Most start-ups simply no longer need large amounts of capital to get rolling.
This gap will become even more dramatic in the next five years - I'm looking
forward to it.

------
jayshahtx
This is an excellent article - many of my mentors have guided me not to pursue
funding for as long as possible, until I'm cash flow positive, etc and its
great to see a discussion on HN reinforcing this sentiment. In a day and age
when so much can be accomplished with just a laptop (git push heroku master),
I am surprised bootstrapping is not a bigger topic of conversation.

------
salimmadjd
Excellent post.

I would put the key findings on the top. I'd also include there the 18-24
month run rate.
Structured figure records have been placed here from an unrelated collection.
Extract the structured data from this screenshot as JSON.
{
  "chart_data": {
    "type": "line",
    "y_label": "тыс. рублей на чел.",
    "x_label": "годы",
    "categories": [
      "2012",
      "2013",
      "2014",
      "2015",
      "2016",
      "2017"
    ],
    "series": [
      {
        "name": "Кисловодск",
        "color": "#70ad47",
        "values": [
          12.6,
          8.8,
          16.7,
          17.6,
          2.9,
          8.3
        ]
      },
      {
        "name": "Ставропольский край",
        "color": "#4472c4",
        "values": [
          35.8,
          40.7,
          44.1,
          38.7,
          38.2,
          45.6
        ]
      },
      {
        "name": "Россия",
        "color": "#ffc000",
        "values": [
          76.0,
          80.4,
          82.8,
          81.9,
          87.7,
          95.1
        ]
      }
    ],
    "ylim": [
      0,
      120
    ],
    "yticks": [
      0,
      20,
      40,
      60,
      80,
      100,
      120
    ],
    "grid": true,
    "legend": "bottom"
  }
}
That's what most people want to know, include myself who is
going through that process now.

As a follow-up post, I'd love to see a simple run rate calculator with items
that most of us don't think about or consider.

------
mgav
A few great excerpts from the article:

>founders vastly underestimate the risk of busted financing

> It's vital that you have a clear picture of the traction and proof points
> you'll need to show investors when you eventually do raise your A. And these
> proof points have to both demonstrate a significant jump in valuation and
> de-risk your concept

>Keeping your burn rate low until you have product-market fit will give you
the best chance at building a big company.

------
cj
Really great post, definitely required reading for anyone who has raised a
seed round.

I've personally seen a few startups affected by this. The bar for raising a
Series A round is _a lot higher_ than a lot of seed-stage founders think it
is.

If you've raised a seed round, talk to your investors / mentors ASAP and
figure out what metrics you need to hit in order to raise a strong A round.